Don’t forget to pre-register with the KCC for this free screening on Friday evening.

The Chaser

And also don’t forget Na Hong-jin’s The Chaser (2008) on Saturday at 4:40pm as part of the Frightfest film festival. Again, Q gives it the thumbs up:

Not for the faint of the heart, The Chaser goes a long way in restoring confidence not only in Korean cinema’s capacity to churn out terrific crime thrillers, but also in the untapped reservoirs of filmmaking talent in Korea, still left to be discovered.

The Korean Film Council provides the following synopsis:

Ex-cop pimp Jung-ho is irritated because his girls keep disappearing without clearing their debts. One night, he gets a call from a customer and sends Mi-jin. Jung-ho realizes the phone number of the customer matches that of the calls the missing girls got last. As something smells fishy, he searches for her. During his search, Jung-ho dents a car in the alley. When Jung-ho spots blood splattered on the driver’s shirt, he senses the man, Young-min, is the suspect. After an intense chase, Jung-ho catches Young-min. But because of Jung-ho’s pretense as a cop, they are both taken to the police station.
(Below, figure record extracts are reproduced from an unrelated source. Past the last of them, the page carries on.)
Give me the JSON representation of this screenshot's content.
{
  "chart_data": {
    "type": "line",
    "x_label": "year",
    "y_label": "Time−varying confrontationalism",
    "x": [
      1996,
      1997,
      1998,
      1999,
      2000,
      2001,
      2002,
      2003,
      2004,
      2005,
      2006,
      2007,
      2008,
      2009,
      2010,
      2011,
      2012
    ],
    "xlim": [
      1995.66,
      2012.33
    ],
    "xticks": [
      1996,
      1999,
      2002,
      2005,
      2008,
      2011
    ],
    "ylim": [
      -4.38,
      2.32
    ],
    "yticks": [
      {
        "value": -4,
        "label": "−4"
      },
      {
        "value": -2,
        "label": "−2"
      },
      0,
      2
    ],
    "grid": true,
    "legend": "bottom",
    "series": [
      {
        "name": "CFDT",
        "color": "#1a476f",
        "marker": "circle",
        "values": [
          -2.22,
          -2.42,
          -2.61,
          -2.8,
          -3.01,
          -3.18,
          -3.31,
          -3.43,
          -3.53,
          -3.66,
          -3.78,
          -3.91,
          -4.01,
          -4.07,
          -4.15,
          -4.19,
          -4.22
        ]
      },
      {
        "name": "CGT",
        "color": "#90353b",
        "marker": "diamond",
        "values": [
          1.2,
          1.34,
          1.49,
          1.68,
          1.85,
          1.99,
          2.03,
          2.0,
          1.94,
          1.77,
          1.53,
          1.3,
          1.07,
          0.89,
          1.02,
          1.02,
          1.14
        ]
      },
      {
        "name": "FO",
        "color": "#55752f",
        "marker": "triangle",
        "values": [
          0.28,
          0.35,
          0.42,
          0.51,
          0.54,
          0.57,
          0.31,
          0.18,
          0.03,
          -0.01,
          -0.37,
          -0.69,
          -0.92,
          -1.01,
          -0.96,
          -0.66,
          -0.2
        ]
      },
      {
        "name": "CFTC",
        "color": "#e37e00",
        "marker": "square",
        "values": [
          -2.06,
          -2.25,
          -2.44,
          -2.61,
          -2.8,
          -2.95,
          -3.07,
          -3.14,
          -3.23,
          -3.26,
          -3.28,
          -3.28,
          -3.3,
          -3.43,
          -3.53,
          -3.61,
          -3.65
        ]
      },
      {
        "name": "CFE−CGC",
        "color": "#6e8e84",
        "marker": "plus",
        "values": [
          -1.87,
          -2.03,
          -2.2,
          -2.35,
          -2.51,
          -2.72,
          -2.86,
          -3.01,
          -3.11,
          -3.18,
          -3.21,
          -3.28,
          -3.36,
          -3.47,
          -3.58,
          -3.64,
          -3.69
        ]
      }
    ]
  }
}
At the station, the man bluntly confesses he has killed the missing women, and the last girl, Mi-jin, may still be alive. As the whole police force is obsessed with a random search for corpses, Jung-ho is the only one who believes Mi-jin is still alive. With only 12 hours left to detain the serial killer without a warrant, Jung-ho’s hunt begins, searching for Mi-jin entrapped in a place nobody knows.

The Chaser

And of course don’t forget that you have to choose between two films where people run around a lot: The Chaser clashes with Seven Days at the Asia House film festival.